Faits établis quant aux causes et aux facteurs contributifs

  1. Le pilote du Cessna n'a pas maintenu le cap et l'altitude auxquels il avait été autorisé, résultat, les deux appareils se sont croisés plus tôt que prévu avec un espacement vertical réduit entre les deux appareils.
  2. Le contrôleur d'aéroport, le coordinateur radar et le contrôleur des départs n'ont pas détecté le conflit. En conséquence, les deux appareils se sont croisés avec un espacement de 200 pieds sur le plan vertical.
  3. Le mode C du Cessna a transmis une altitude erronée au TCAS/ACAS du DHC-8. L'équipage de conduite du DHC-8 a donc suivi les directives d'un RA qui l'ont rapproché du Cessna plutôt que de l'éloigner.

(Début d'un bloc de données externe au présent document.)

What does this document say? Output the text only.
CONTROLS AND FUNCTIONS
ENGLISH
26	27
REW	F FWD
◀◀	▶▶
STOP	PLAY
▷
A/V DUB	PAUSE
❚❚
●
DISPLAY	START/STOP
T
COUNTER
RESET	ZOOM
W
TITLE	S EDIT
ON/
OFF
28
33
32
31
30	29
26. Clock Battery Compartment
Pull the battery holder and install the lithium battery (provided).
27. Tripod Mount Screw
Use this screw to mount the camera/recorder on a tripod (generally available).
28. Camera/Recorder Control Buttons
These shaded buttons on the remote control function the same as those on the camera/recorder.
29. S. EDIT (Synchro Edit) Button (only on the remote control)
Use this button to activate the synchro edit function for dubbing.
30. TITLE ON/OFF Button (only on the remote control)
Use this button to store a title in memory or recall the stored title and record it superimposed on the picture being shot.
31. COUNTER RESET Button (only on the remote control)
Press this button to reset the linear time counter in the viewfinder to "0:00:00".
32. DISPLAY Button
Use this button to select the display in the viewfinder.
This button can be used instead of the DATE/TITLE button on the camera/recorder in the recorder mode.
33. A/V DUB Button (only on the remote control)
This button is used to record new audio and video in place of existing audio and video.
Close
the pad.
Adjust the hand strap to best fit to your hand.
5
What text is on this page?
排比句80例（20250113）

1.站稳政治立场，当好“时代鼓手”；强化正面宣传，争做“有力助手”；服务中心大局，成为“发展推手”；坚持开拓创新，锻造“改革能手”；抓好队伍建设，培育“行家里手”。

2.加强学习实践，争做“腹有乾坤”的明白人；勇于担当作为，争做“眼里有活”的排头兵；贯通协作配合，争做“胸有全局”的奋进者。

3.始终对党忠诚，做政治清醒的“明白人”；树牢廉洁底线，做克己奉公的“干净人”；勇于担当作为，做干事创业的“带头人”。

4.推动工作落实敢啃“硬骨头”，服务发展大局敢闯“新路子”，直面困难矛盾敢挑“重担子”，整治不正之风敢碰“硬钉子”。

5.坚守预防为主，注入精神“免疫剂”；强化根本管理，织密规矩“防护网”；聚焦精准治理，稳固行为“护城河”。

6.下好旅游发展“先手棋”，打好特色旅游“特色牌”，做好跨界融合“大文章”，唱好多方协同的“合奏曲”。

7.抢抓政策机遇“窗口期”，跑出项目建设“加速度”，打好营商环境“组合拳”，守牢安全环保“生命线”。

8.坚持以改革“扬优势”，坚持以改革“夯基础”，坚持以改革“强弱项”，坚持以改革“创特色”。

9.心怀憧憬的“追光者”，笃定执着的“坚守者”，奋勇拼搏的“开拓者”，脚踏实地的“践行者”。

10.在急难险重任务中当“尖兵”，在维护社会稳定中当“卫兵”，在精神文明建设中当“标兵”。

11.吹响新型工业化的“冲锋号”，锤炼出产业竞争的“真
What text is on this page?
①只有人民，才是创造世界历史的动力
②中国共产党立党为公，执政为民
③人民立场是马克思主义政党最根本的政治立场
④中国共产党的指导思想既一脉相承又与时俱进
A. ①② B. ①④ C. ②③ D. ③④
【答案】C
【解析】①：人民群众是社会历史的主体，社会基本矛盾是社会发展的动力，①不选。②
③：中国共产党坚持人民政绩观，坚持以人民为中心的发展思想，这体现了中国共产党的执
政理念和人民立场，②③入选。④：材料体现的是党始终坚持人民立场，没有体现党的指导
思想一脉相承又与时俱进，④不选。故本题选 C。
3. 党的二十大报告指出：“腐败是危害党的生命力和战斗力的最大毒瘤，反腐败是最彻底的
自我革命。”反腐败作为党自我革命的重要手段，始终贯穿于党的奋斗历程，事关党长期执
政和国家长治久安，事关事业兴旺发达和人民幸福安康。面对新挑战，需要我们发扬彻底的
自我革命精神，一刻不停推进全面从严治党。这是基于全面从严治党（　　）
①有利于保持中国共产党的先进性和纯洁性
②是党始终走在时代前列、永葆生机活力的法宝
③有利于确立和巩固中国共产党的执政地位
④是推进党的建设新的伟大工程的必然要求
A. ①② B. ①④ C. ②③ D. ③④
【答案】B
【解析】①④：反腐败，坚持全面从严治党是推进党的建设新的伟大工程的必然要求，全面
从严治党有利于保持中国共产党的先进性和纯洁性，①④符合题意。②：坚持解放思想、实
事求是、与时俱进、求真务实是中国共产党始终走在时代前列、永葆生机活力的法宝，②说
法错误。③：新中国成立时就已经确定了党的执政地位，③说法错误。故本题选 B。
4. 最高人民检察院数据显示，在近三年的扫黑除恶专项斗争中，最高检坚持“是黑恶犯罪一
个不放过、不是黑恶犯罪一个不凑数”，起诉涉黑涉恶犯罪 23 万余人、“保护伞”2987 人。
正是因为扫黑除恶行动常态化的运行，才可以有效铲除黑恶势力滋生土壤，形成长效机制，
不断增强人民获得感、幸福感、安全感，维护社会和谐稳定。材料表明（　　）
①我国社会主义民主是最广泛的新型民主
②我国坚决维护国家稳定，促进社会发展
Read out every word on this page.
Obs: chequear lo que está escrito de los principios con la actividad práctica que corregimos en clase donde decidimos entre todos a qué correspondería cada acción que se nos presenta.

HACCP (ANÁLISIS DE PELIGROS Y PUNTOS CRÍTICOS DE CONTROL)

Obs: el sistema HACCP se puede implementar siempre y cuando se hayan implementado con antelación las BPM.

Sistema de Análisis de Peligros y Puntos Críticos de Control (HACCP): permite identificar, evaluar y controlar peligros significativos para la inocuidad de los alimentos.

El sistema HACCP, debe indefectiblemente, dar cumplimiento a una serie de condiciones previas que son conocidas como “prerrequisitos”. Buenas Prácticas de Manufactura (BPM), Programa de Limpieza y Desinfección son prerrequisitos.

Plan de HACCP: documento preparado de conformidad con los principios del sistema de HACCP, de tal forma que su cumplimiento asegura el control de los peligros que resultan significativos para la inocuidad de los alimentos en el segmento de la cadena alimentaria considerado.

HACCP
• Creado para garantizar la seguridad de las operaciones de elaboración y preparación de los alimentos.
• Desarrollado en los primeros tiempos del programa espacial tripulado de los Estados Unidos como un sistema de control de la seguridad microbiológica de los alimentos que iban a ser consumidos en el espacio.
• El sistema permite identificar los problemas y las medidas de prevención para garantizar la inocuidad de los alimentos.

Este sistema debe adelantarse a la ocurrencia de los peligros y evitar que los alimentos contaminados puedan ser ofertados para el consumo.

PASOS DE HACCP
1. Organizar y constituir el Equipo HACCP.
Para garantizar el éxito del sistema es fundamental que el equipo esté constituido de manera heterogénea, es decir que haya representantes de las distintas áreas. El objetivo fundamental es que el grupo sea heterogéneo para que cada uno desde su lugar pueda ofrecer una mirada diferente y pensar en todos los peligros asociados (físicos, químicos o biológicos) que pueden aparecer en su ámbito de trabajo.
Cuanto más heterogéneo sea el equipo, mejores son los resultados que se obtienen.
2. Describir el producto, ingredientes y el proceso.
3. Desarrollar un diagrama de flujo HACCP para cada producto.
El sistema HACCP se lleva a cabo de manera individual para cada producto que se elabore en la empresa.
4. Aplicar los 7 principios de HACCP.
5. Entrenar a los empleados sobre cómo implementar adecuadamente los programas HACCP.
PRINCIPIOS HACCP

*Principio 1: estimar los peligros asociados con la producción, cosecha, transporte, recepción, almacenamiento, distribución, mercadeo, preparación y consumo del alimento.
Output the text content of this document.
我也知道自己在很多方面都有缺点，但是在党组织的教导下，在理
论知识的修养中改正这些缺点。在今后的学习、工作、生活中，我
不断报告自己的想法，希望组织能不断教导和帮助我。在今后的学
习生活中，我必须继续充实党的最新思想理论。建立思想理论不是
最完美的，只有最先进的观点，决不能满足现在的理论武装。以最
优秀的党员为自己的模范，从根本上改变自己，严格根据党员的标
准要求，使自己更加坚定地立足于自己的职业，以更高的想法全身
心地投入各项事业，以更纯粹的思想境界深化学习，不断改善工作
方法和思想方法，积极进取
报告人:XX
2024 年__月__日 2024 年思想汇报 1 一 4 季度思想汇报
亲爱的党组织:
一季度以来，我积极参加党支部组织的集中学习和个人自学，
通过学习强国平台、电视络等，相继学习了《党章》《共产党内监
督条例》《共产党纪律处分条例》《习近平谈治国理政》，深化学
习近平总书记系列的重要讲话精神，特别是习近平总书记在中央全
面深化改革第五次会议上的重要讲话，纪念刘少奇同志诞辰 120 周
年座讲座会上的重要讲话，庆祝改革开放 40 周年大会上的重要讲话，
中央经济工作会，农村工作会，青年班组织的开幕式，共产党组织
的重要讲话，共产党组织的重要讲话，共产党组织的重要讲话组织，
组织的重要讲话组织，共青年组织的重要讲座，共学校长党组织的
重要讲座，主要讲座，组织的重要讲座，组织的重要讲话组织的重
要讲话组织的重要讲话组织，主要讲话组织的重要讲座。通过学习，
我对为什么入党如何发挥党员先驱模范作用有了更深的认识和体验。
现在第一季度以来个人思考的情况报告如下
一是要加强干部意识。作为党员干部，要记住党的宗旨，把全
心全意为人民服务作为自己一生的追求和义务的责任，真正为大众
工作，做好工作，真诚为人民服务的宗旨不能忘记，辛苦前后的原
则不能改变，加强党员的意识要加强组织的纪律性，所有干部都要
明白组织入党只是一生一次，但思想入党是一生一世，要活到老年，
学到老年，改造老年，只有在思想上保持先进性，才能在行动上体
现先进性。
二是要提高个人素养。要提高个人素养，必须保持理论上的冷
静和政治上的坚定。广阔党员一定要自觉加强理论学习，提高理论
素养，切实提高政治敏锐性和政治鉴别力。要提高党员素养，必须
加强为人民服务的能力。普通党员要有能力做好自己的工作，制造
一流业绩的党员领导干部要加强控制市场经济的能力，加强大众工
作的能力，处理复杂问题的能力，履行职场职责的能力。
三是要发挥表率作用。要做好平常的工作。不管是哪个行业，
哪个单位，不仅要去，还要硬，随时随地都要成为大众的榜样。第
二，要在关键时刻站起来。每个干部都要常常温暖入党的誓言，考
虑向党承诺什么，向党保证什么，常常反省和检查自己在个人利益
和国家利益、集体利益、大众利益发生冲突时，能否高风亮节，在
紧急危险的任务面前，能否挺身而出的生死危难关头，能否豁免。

Faits établis quant aux risques

  1. Le contrôleur d'aéroport n'a pas demandé au pilote du Cessna de régler son transpondeur et de couper son mode C quand il s'est rendu compte que l'altitude affichée pour le Cessna n'était pas valide, comme le stipule le MANOPS ATC, ce qui a permis au transpondeur du Cessna de transmettre de façon continue une altitude erronée.
  2. La conception du TCAS/ACAS fait qu'on ne peut pas reconnaître si l'altitude transmise par le mode C des appareils intrus est exacte ou erronée. Le TCAS/ACAS peut donc émettre un RA contraire à l'objectif pour lequel il a été conçu.
  3. Le Cessna est demeuré à l'intérieur de l'espace aérien de classe C pendant environ 50 minutes malgré le fait que les contrôleurs étaient au courant du mauvais fonctionnement du mode C de l'avion. L'altitude erronée transmise par le mode C du Cessna aurait pu être captée par les TCAS/ACAS des appareils à proximité et aurait pu donner lieu à de faux TA ou RA, risquant de diminuer l'espacement entre d'autres appareils.
  4. La compagnie Cargair Ltée n'a pas signalé au pilote du Cessna qu'il y avait un problème intermittent avec le mode C de l'avion. Cette information aurait pu inciter le pilote à couper le mode C de son avion et à demeurer à l'extérieur de l'espace aérien de classe C. Ainsi, l'altitude erronée transmise par le mode C du Cessna n'aurait pas pu être captée par les TCAS/ACAS des appareils à proximité et n'aurait pas pu donner lieu à de faux TA ou RA, risquant de diminuer l'espacement entre d'autres appareils.

Autres faits établis

  1. Les phares d'atterrissage du DHC-8 étaient allumés pendant l'incident; cette mesure s'est avérée un instrument de détection visuelle efficace.

Mesures de sécurité

Après cet incident, la compagnie Cargair Ltée a immédiatement remplacé le mode C du Cessna 172 en question.

Après l'incident, la compagnie Air Canada Régional Inc. a vérifié le TCAS/ACAS du DHC-8 et après avoir constaté l'anomalie qui ne pouvait pas être détectée grâce à l'auto-test, elle a envoyé le TCAS/ACAS au fabricant pour être réparé.

Le présent rapport met un terme à l'enquête du Bureau de la sécurité des transports sur cet incident. La publication de ce rapport a été autorisée par le Bureau le 18 septembre 2002.


1.  Les heures sont exprimées en HAE (temps universel coordonné [UTC] moins quatre heures).